Vivian knocks against a windowpane inside a Christmas wreath. When the door opens, Vivian watches the woman’s features rearrange themselves — dipping in a flash from expectant to disappointed and then rising immediately to pleased.
“Hello,” Honora says when pleased has been reached.
Vivian notes the shell-pale satin blouse and the brown wool skirt. Marcasite-and-pearl earrings. Ordinary brown pumps.
“Come in,” Honora says. “What a surprise.”
“I don’t want to bother you. I was just on my way to the airfield. I’m leaving, and I wanted you to have these.” Vivian opens the antelope-and-sardonyx bag Dickie gave her for her twenty-ninth birthday in September and takes out a small tissue-wrapped packet tied with string.

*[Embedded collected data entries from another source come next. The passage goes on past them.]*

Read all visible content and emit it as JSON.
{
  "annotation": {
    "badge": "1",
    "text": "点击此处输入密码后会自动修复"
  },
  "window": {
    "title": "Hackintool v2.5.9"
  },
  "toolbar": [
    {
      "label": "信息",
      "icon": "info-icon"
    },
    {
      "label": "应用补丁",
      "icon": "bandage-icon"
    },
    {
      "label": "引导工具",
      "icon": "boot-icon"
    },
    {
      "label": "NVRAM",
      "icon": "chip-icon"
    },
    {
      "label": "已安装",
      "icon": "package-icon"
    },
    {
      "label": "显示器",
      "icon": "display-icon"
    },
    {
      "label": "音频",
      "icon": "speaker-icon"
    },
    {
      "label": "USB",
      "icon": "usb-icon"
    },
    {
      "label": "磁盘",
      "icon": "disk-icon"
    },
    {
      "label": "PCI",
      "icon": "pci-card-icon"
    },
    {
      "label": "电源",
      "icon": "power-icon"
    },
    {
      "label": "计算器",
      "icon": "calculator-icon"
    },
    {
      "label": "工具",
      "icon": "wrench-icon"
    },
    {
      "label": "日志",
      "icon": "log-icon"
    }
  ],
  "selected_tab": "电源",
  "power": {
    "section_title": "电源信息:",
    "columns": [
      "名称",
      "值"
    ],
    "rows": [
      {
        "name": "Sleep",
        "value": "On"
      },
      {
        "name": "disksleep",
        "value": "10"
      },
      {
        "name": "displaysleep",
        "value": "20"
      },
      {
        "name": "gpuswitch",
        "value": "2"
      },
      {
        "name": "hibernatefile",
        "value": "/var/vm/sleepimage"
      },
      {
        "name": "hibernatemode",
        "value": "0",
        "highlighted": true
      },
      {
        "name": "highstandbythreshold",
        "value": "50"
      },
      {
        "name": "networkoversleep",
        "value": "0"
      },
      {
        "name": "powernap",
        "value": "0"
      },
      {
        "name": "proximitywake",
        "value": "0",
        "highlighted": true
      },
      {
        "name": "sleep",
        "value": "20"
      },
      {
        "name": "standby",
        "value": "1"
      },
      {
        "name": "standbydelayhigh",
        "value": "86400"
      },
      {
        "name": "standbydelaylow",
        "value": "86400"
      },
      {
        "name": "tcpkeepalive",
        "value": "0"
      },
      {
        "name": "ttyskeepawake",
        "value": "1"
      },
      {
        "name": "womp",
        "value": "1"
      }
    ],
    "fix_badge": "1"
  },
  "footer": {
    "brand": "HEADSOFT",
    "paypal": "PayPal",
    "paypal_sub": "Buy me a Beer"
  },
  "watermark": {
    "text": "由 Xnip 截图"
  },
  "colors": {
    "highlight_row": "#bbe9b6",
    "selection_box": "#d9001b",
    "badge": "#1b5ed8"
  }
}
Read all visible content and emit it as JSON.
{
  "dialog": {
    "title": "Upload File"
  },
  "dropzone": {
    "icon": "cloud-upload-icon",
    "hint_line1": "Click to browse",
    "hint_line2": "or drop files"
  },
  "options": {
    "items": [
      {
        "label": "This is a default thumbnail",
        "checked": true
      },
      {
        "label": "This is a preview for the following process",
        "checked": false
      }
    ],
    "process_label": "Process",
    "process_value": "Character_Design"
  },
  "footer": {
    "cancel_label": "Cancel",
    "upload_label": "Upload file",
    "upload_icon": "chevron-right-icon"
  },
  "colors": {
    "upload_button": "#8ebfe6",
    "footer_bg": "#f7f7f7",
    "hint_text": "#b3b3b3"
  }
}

“When does your plane leave?” the woman asks.
“I have a few minutes. It might not even go at all because of the bad weather.”
“I’ll make us some tea.”
Vivian wipes her feet on a doormat and follows Honora into the kitchen. The woman is as slim as a wand, Vivian sees from behind. She has beautiful shoulders as well — a swimmer’s build.
Honora sets the tissue-wrapped packet on a kitchen table covered with a linen cloth. An apron has clearly just been tossed aside. Vivian removes her chamois gloves and unbuttons her coat.
“May I take those?” Honora asks.
“I can’t stay long enough for a proper visit, though I should have come by ages ago. I’m off to New York — having Christmas with an aunt — and . . . well . . . open the packet.”
Honora sits at the remaining kitchen chair and unties the string. Spread out upon the tissue paper are two dozen pieces of sea glass. “Oh,” Honora says, clearly moved.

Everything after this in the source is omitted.